That’s the gist and part of the headline from Cristian Florian from GFI who quotes the National Vulnerability Database as proof (put your wading boots on; it’s slick and deep at NVD. It should be pointed out that GFI is in the operating system security business so might be a bit biased toward any news that would help it secure more customers.
The problem with GFI’s headline and graphics and tables which list the offending operating system and corresponding stats is multiple; there’s no glossary of terms, and no questions asked about the data.
For example, ‘What’s a vulnerability?‘ And, ‘What does a vulnerability mean to me, a Mac, iPhone, and iPad user (using OS X and iOS, respectively)?‘ How about, ‘Should I be worried?‘ Or, ‘Are there specific apps I should avoid using?‘ And, with little effort, I came up with, ‘What should I do about it?‘
Neither GFI nor NVD bothers to get that granular, but it took all of about 12 seconds for me to come up with a few questions.
First, what’s a vulnerability?
In computer security, a vulnerability is a weakness which allows an attacker to reduce a system’s information assurance… Vulnerability management is the cyclical practice of identifying, classifying, remediating, and mitigating vulnerabilities.
That brings up more unanswered question. ‘Are all vulnerabilities the same weight?’ I asked around and the answer is ‘No.’ And, ‘Are all vulnerabilities also exploited?’ Same answer; ‘No.’ Though you can’t have the latter without the former, which is worse; Vulnerability or Exploit?

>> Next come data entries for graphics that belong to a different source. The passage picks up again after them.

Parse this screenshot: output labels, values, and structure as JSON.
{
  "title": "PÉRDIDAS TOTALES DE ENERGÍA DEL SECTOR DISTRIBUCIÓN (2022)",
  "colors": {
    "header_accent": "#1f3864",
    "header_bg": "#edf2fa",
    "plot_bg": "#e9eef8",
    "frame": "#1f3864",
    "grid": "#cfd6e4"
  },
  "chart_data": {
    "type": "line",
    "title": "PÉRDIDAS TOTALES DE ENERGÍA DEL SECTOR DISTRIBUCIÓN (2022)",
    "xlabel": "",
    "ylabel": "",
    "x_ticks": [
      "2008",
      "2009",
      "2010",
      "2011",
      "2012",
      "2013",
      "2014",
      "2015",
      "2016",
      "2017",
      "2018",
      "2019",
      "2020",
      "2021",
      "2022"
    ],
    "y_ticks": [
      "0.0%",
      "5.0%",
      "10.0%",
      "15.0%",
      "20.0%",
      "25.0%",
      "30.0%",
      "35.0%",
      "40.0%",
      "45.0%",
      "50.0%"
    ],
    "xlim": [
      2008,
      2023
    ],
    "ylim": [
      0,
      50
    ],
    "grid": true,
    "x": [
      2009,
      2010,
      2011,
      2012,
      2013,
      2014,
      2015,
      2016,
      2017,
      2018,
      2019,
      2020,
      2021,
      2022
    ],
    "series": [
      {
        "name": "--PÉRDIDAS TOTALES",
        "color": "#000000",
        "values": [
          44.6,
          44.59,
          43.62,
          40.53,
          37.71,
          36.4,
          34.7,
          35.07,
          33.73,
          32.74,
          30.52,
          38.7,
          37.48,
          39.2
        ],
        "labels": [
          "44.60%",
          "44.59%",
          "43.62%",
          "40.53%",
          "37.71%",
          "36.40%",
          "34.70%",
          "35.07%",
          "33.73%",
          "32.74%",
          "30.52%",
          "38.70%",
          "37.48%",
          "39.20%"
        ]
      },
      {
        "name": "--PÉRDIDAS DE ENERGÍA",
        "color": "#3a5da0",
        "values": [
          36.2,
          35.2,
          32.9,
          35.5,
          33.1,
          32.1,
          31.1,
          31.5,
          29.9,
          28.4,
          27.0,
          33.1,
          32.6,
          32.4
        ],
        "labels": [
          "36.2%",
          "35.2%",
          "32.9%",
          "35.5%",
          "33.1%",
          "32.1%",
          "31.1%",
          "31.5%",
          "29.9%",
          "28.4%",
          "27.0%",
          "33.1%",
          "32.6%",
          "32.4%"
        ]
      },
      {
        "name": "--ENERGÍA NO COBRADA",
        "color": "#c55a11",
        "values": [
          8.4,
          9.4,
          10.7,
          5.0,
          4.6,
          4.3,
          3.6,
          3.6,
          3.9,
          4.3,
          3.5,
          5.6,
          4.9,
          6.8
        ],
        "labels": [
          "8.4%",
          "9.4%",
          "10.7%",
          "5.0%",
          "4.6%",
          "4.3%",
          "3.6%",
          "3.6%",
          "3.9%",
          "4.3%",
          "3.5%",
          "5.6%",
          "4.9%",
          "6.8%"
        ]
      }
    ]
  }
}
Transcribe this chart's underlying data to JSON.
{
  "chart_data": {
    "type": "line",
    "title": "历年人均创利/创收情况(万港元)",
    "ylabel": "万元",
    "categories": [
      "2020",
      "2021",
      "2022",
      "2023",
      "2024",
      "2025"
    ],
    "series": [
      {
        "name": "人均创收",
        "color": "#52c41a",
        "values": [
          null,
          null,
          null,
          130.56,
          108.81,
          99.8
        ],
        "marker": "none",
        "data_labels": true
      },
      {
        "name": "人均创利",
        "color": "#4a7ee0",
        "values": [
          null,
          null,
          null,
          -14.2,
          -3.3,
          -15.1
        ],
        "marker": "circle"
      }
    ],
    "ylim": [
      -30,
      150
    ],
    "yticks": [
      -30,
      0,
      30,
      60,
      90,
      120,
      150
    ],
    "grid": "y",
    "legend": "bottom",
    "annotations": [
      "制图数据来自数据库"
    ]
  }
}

Easy answer. The latter.
Second, what’s an exploit?
An exploit is a piece of software, a chunk of data, or a sequence of commands that takes advantage of a bug, glitch or vulnerability in order to cause unintended or unanticipated behavior to occur on computer software, hardware, or something electronic (usually computerized). Such behavior frequently includes things like gaining control of a computer system, allowing privilege escalation, or a denial-of-service attack.
See? A vulnerability is one thing, but an exploit of a vulnerability is something else again. I’m less worried now but I still have plenty of questions for both GFI and NVD.
What comprises the NVD list of vulnerabilities? Vendors report vulnerabilities, and that includes Apple and other OS publishers. So, isn’t the list really more of a list of self-reported and reported vulnerabilities than it is an indictment against a particular operating system? Maybe Apple is just better at reporting such issues, or reports them differently than Microsoft or other OS publishers.
Also, why does the list break out versions of Windows, but not break out versions of Linux or OS X or iOS. It took all of 20-seconds to add up the various Windows versions and the result is that Windows has far more vulnerabilities than OS X.
Oh, one more thing. Where is Android OS on the list? GFI couldn’t find any numbers reflecting issues with Google’s Linux-based OS, or decided not to list anything about Android OS, or it was an oversight, despite the fact that over 98-percent of all mobile malware– including actual exploits– occurs on devices running Android OS.
You get the idea here, right? A company that specializes in security issues found a way to highlight security problems with major operating systems using supposedly non-biased government data without highlighting or explaining any details and completely missed the world’s most used mobile device operating system.
Yep, it’s another example of lies, damned lies, and statistics.